Il presidente della Campania, Vincenzo De Luca, ha annunciato ai suoi concittadini la trattativa che la regione ha portato a termine per ricevere il vaccino Sputnik.

“Nei giorni scorsi, dopo settimane di trattative, di confronto, abbiamo stipulato un contratto di fornitura con l’azienda che produce il vaccino Sputnik. È un vaccino che non è compreso fra i vaccini trattati dall’Unione Europea, quindi dall’Italia. Quindi è un vaccino aggiuntivo che abbiamo inteso prenotare proprio per avere i vaccini necessari per immunizzare 4 milioni e mezzo di nostri concittadini con la doppia dose. Ovviamente è bene fare un chiarimento: il contratto prevede che diventi operativo immediatamente dopo l’approvazione del vaccino da parte dell’Ema o dell’Aifa, l’agenzia italiana per il farmaco. Ci stiamo muovendo un po’ sulla via indicata anche da Draghi, se non abbiamo le risposte che ci servono da parte dell’Unione Europea e da parte delle aziende attualmente contrattualizzate, andremo avanti anche da soli per la parte aggiuntiva che possiamo ottenere. Quindi stiamo parlando di un vaccino che è esterno ai vaccini contrattualizzati dall’Unione Europea. Riteniamo che questa scelta che abbiamo fatto, e questo contratto stipulato, possa aprire una strada per l’Italia. Cioè può essere, come dire, un esperimento al servizio dell’Italia se la cosa va bene”.
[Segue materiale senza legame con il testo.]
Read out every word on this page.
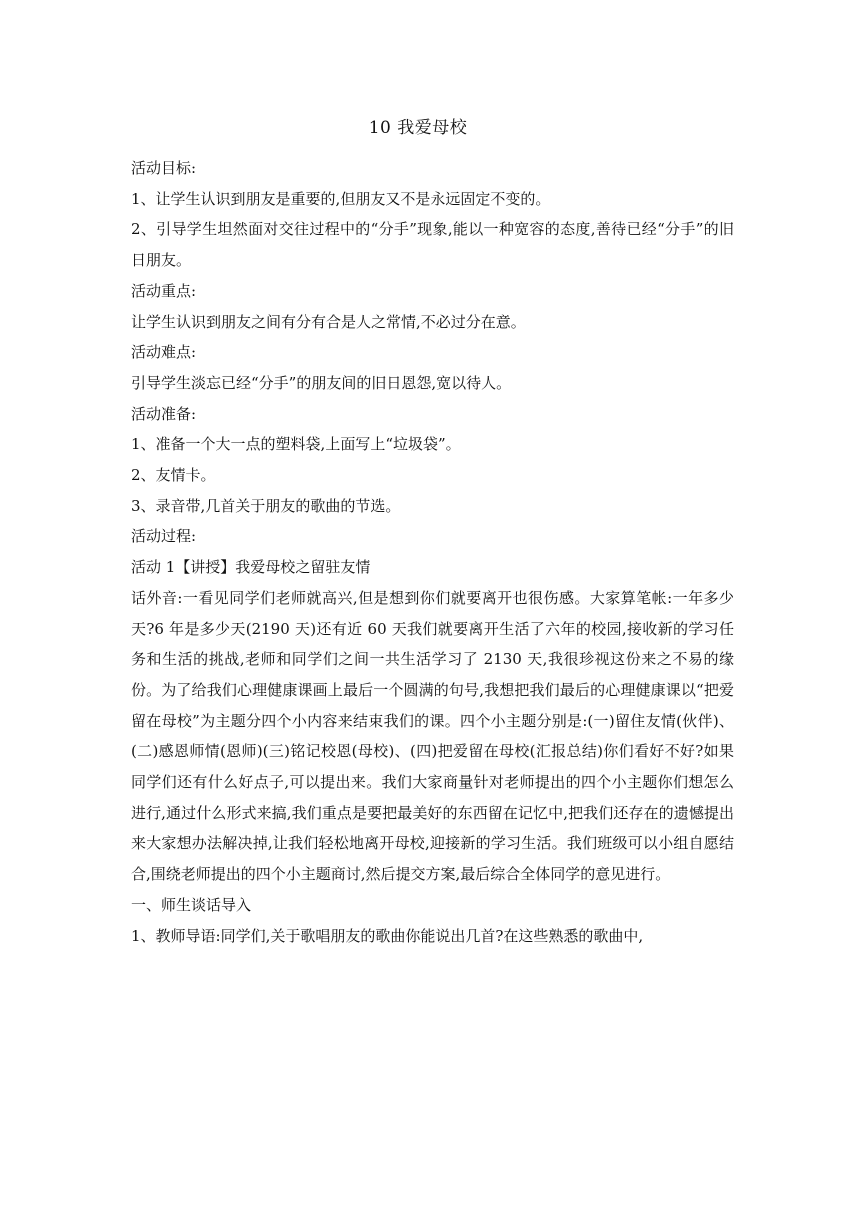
10 我爱母校

活动目标:

1、让学生认识到朋友是重要的,但朋友又不是永远固定不变的。

2、引导学生坦然面对交往过程中的“分手”现象,能以一种宽容的态度,善待已经“分手”的旧日朋友。

活动重点:

让学生认识到朋友之间有分有合是人之常情,不必过分在意。

活动难点:

引导学生淡忘已经“分手”的朋友间的旧日恩怨,宽以待人。

活动准备:

1、准备一个大一点的塑料袋,上面写上“垃圾袋”。

2、友情卡。

3、录音带,几首关于朋友的歌曲的节选。

活动过程:

活动 1【讲授】我爱母校之留驻友情

话外音:一看见同学们老师就高兴,但是想到你们就要离开也很伤感。大家算笔帐:一年多少天?6 年是多少天(2190 天)还有近 60 天我们就要离开生活了六年的校园,接收新的学习任务和生活的挑战,老师和同学们之间一共生活学习了 2130 天,我很珍视这份来之不易的缘份。为了给我们心理健康课画上最后一个圆满的句号,我想把我们最后的心理健康课以“把爱留在母校”为主题分四个小内容来结束我们的课。四个小主题分别是:(一)留住友情(伙伴)、(二)感恩师情(恩师)(三)铭记校恩(母校)、(四)把爱留在母校(汇报总结)你们看好不好?如果同学们还有什么好点子,可以提出来。我们大家商量针对老师提出的四个小主题你们想怎么进行,通过什么形式来搞,我们重点是要把最美好的东西留在记忆中,把我们还存在的遗憾提出来大家想办法解决掉,让我们轻松地离开母校,迎接新的学习生活。我们班级可以小组自愿结合,围绕老师提出的四个小主题商讨,然后提交方案,最后综合全体同学的意见进行。

一、师生谈话导入

1、教师导语:同学们,关于歌唱朋友的歌曲你能说出几首?在这些熟悉的歌曲中,
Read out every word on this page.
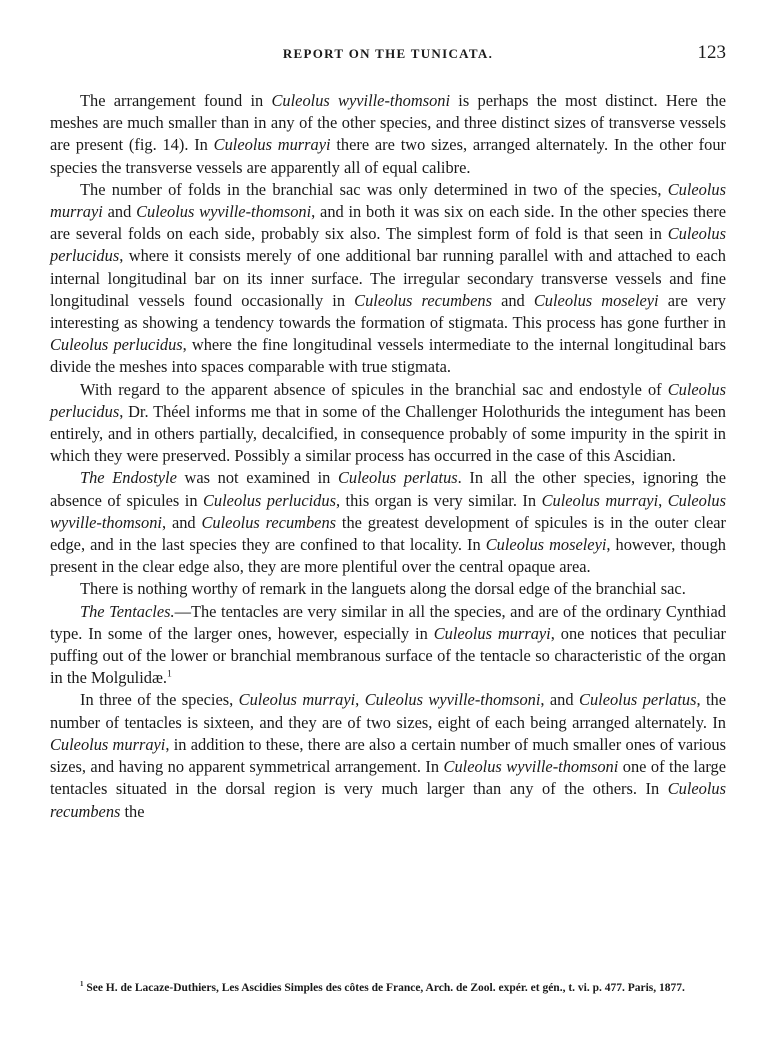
REPORT ON THE TUNICATA.	123

The arrangement found in Culeolus wyville-thomsoni is perhaps the most distinct. Here the meshes are much smaller than in any of the other species, and three distinct sizes of transverse vessels are present (fig. 14). In Culeolus murrayi there are two sizes, arranged alternately. In the other four species the transverse vessels are apparently all of equal calibre.

The number of folds in the branchial sac was only determined in two of the species, Culeolus murrayi and Culeolus wyville-thomsoni, and in both it was six on each side. In the other species there are several folds on each side, probably six also. The simplest form of fold is that seen in Culeolus perlucidus, where it consists merely of one additional bar running parallel with and attached to each internal longitudinal bar on its inner surface. The irregular secondary transverse vessels and fine longitudinal vessels found occasionally in Culeolus recumbens and Culeolus moseleyi are very interesting as showing a tendency towards the formation of stigmata. This process has gone further in Culeolus perlucidus, where the fine longitudinal vessels intermediate to the internal longitudinal bars divide the meshes into spaces comparable with true stigmata.

With regard to the apparent absence of spicules in the branchial sac and endostyle of Culeolus perlucidus, Dr. Théel informs me that in some of the Challenger Holothurids the integument has been entirely, and in others partially, decalcified, in consequence probably of some impurity in the spirit in which they were preserved. Possibly a similar process has occurred in the case of this Ascidian.

The Endostyle was not examined in Culeolus perlatus. In all the other species, ignoring the absence of spicules in Culeolus perlucidus, this organ is very similar. In Culeolus murrayi, Culeolus wyville-thomsoni, and Culeolus recumbens the greatest development of spicules is in the outer clear edge, and in the last species they are confined to that locality. In Culeolus moseleyi, however, though present in the clear edge also, they are more plentiful over the central opaque area.

There is nothing worthy of remark in the languets along the dorsal edge of the branchial sac.

The Tentacles.—The tentacles are very similar in all the species, and are of the ordinary Cynthiad type. In some of the larger ones, however, especially in Culeolus murrayi, one notices that peculiar puffing out of the lower or branchial membranous surface of the tentacle so characteristic of the organ in the Molgulidæ.$^1$

In three of the species, Culeolus murrayi, Culeolus wyville-thomsoni, and Culeolus perlatus, the number of tentacles is sixteen, and they are of two sizes, eight of each being arranged alternately. In Culeolus murrayi, in addition to these, there are also a certain number of much smaller ones of various sizes, and having no apparent symmetrical arrangement. In Culeolus wyville-thomsoni one of the large tentacles situated in the dorsal region is very much larger than any of the others. In Culeolus recumbens the

$^1$ See H. de Lacaze-Duthiers, Les Ascidies Simples des côtes de France, Arch. de Zool. expér. et gén., t. vi. p. 477. Paris, 1877.
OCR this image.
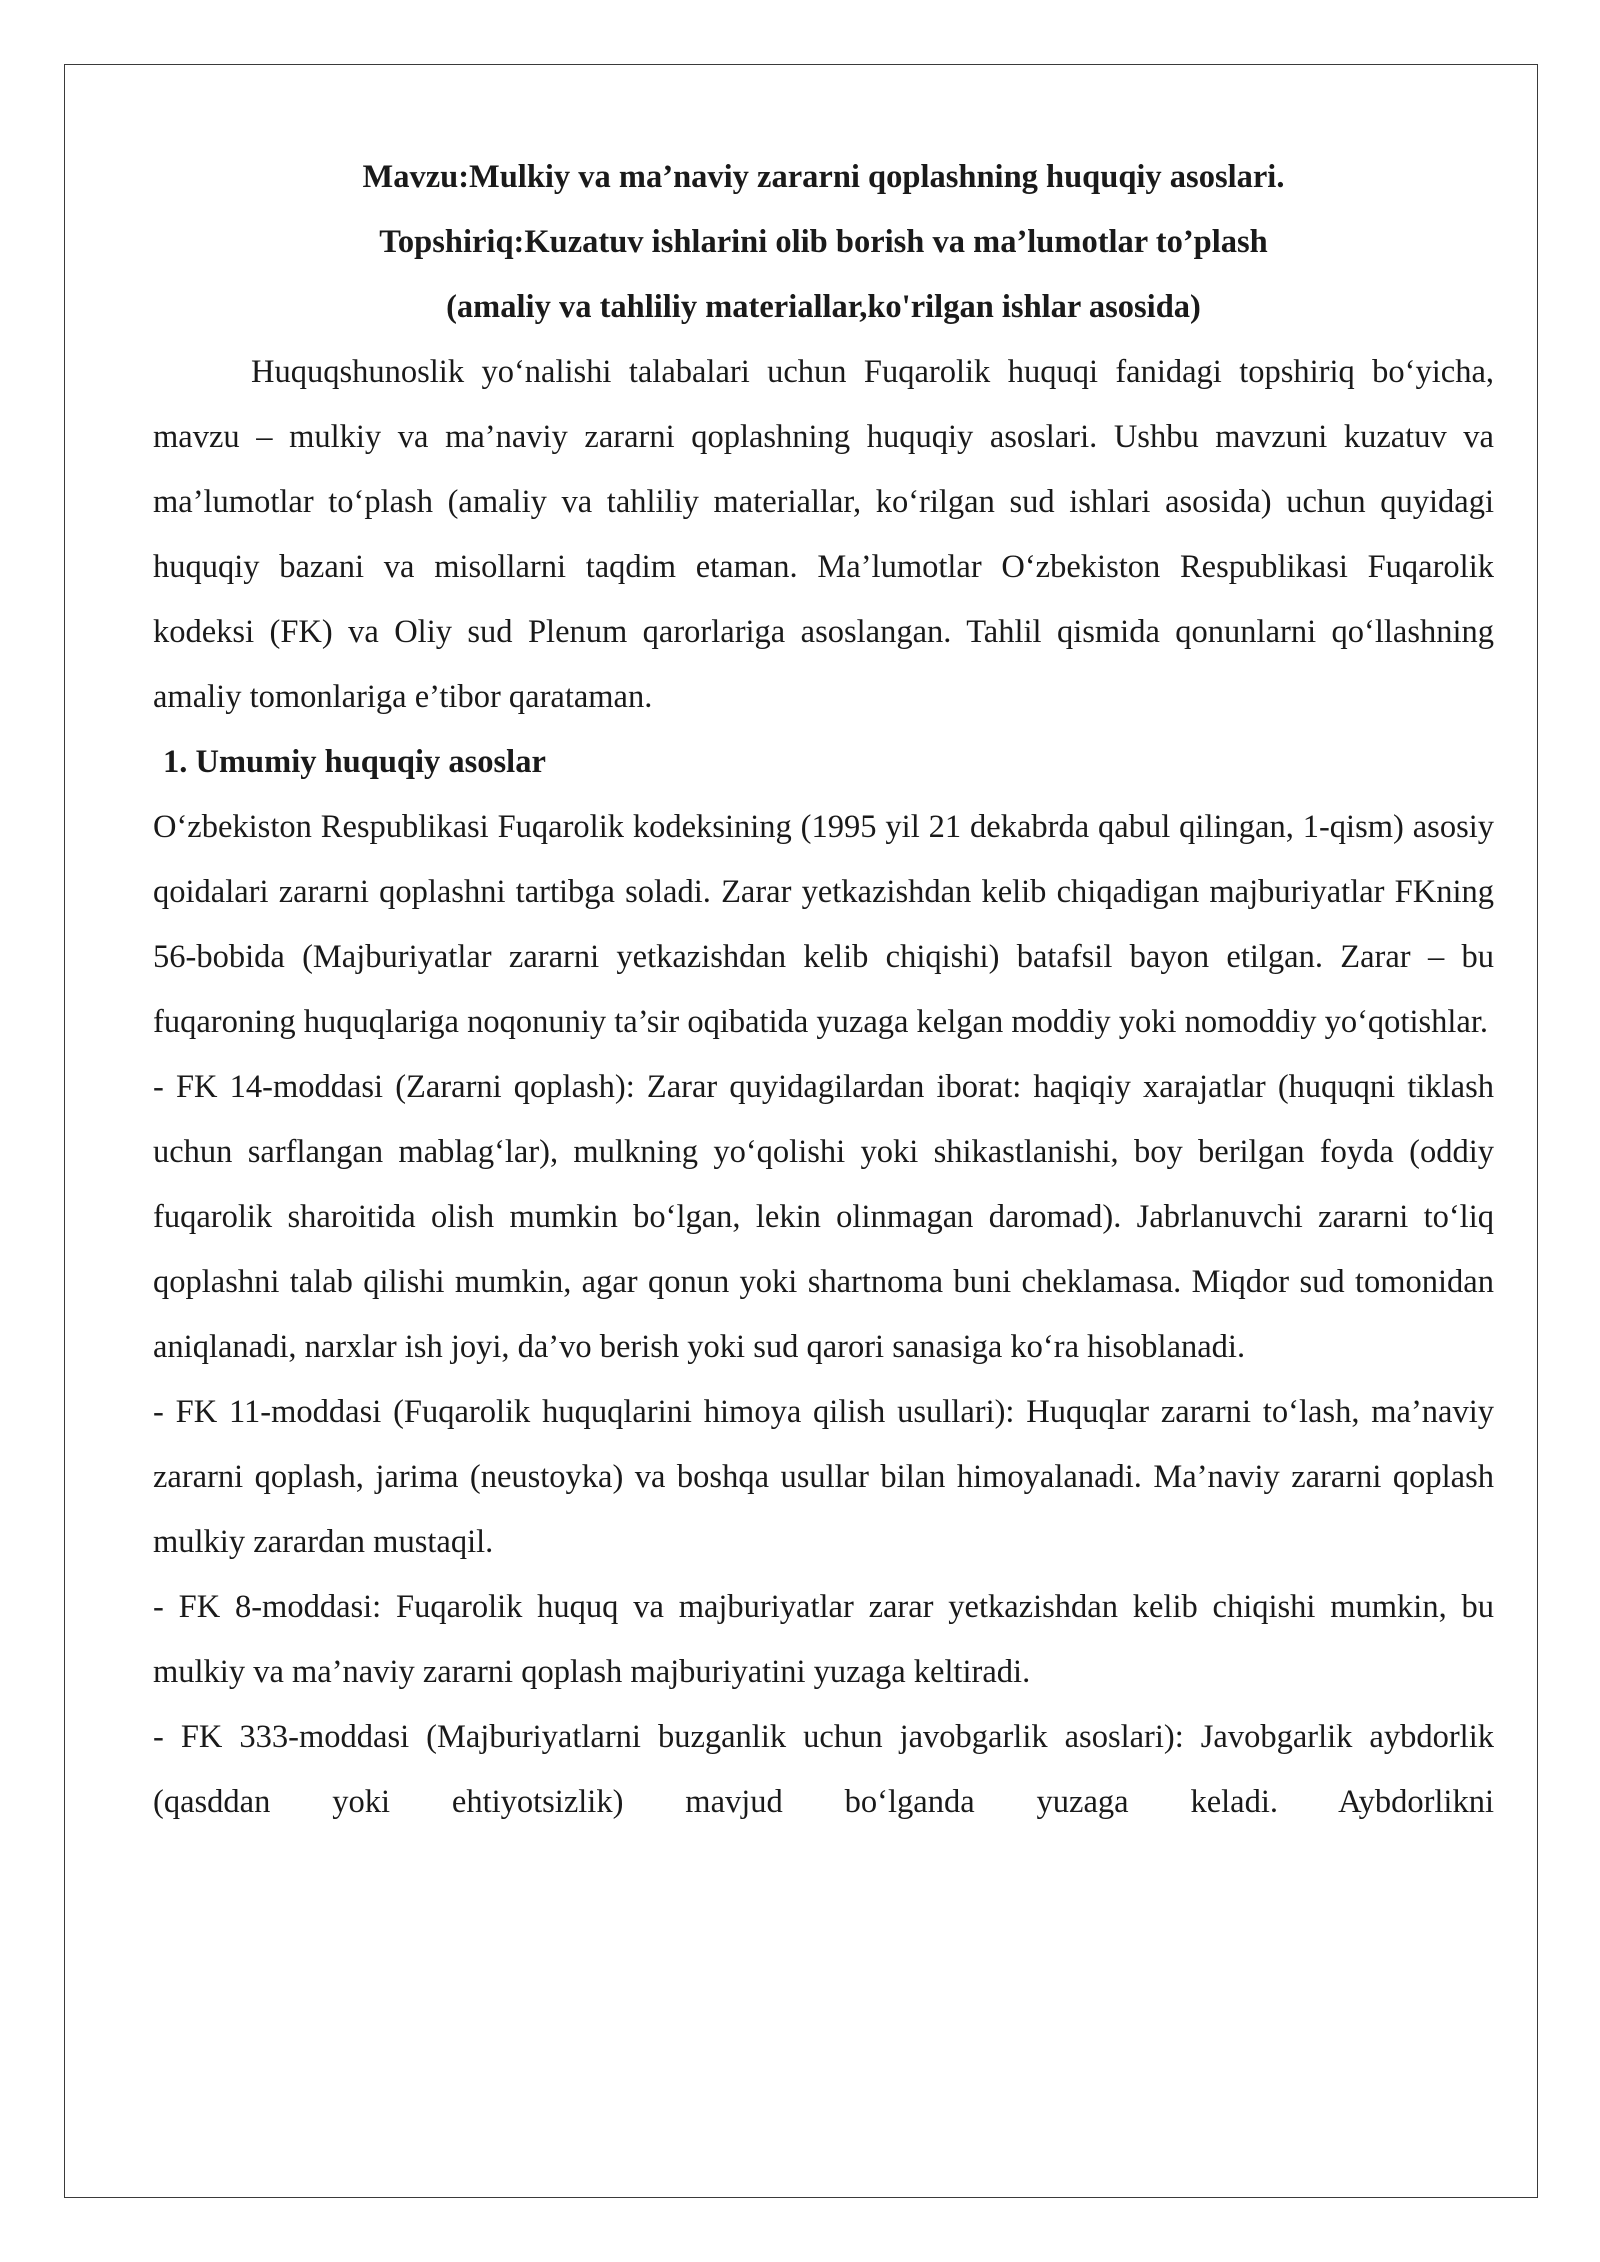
Mavzu:Mulkiy va ma’naviy zararni qoplashning huquqiy asoslari.

Topshiriq:Kuzatuv ishlarini olib borish va ma’lumotlar to’plash

(amaliy va tahliliy materiallar,ko'rilgan ishlar asosida)

Huquqshunoslik yo‘nalishi talabalari uchun Fuqarolik huquqi fanidagi topshiriq bo‘yicha, mavzu – mulkiy va ma’naviy zararni qoplashning huquqiy asoslari. Ushbu mavzuni kuzatuv va ma’lumotlar to‘plash (amaliy va tahliliy materiallar, ko‘rilgan sud ishlari asosida) uchun quyidagi huquqiy bazani va misollarni taqdim etaman. Ma’lumotlar O‘zbekiston Respublikasi Fuqarolik kodeksi (FK) va Oliy sud Plenum qarorlariga asoslangan. Tahlil qismida qonunlarni qo‘llashning amaliy tomonlariga e’tibor qarataman.

1. Umumiy huquqiy asoslar

O‘zbekiston Respublikasi Fuqarolik kodeksining (1995 yil 21 dekabrda qabul qilingan, 1-qism) asosiy qoidalari zararni qoplashni tartibga soladi. Zarar yetkazishdan kelib chiqadigan majburiyatlar FKning 56-bobida (Majburiyatlar zararni yetkazishdan kelib chiqishi) batafsil bayon etilgan. Zarar – bu fuqaroning huquqlariga noqonuniy ta’sir oqibatida yuzaga kelgan moddiy yoki nomoddiy yo‘qotishlar.

- FK 14-moddasi (Zararni qoplash): Zarar quyidagilardan iborat: haqiqiy xarajatlar (huquqni tiklash uchun sarflangan mablag‘lar), mulkning yo‘qolishi yoki shikastlanishi, boy berilgan foyda (oddiy fuqarolik sharoitida olish mumkin bo‘lgan, lekin olinmagan daromad). Jabrlanuvchi zararni to‘liq qoplashni talab qilishi mumkin, agar qonun yoki shartnoma buni cheklamasa. Miqdor sud tomonidan aniqlanadi, narxlar ish joyi, da’vo berish yoki sud qarori sanasiga ko‘ra hisoblanadi.

- FK 11-moddasi (Fuqarolik huquqlarini himoya qilish usullari): Huquqlar zararni to‘lash, ma’naviy zararni qoplash, jarima (neustoyka) va boshqa usullar bilan himoyalanadi. Ma’naviy zararni qoplash mulkiy zarardan mustaqil.

- FK 8-moddasi: Fuqarolik huquq va majburiyatlar zarar yetkazishdan kelib chiqishi mumkin, bu mulkiy va ma’naviy zararni qoplash majburiyatini yuzaga keltiradi.

- FK 333-moddasi (Majburiyatlarni buzganlik uchun javobgarlik asoslari): Javobgarlik aybdorlik (qasddan yoki ehtiyotsizlik) mavjud bo‘lganda yuzaga keladi. Aybdorlikni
“Per quello che ci riguarda – va avanti De Luca – ovviamente siccome investiamo risorse della Regione per avere un vaccino aggiuntivo, una volta coperte le esigenze dei nostri concittadini metteremo a disposizione di tutti i nostri concittadini del nostro paese la quantità di vaccini che dovessimo ricevere dalla casa produttrice dello Spuntnik. Intendiamo muoverci in un contesto di solidarietà nazionale, di aiuto reciproco, anche se l’investimento lo facciamo noi non c’è problema. Se avremo una disponibilità importante oltre la copertura dei nostri concittadini daremo tutto quello che possibile a tutti i nostri concittadini che avranno bisogno di avere dosi ulteriori di vaccini. Mi pare una scelta di civiltà, di solidarietà nazionale ma anche un modo per prepararci Perché non possiamo stare in una situazione nella quale siamo, come dire, oggetto di ricatti, così si chiamano, da parte di altre aziende produttrici. Non è possibile”.

E prosegue: “Dobbiamo avere la possibilità di programmare con certezza le campagne di vaccinazione. Questo ovviamente vuol dire che l’Aifa, l’agenzia italiana per il farmaco, deve essere richiamata a darsi tempi rapidi di decisione. Questo vaccino di cui parliamo è stato già utilizzato nella Repubblica di San Marino, in altri 60 paesi del mondo. Ha una copertura del 92%, è stato valutato positivamente da una rivista scientifica fra le più autorevoli al mondo, la rivista Lancet. Credo che l’Istituto Spallanzani stia facendo insieme con i colleghi ricercatori russi un lavoro di verifica. Bene, Diamoci i tempi di verifica e di decisione coerenti con l’eccezionalità della situazione, non con la ordinaria amministrazione. Se chiudiamo questa partita nell’arco di un mese, è evidente che noi dobbiamo aspettare necessariamente il pronunciamento dell’Aifa, ma se ci ritroviamo, in un mese avremo la possibilità noi e tutti i cittadini italiani di poter contare su una quantità di vaccini davvero importante in una condizione di sicurezza”.

“Quindi sollecitiamo il governo e l’Aifa a muoversi perché sono tempi di guerra e non di ordinaria amministrazione”, conclude il governatore.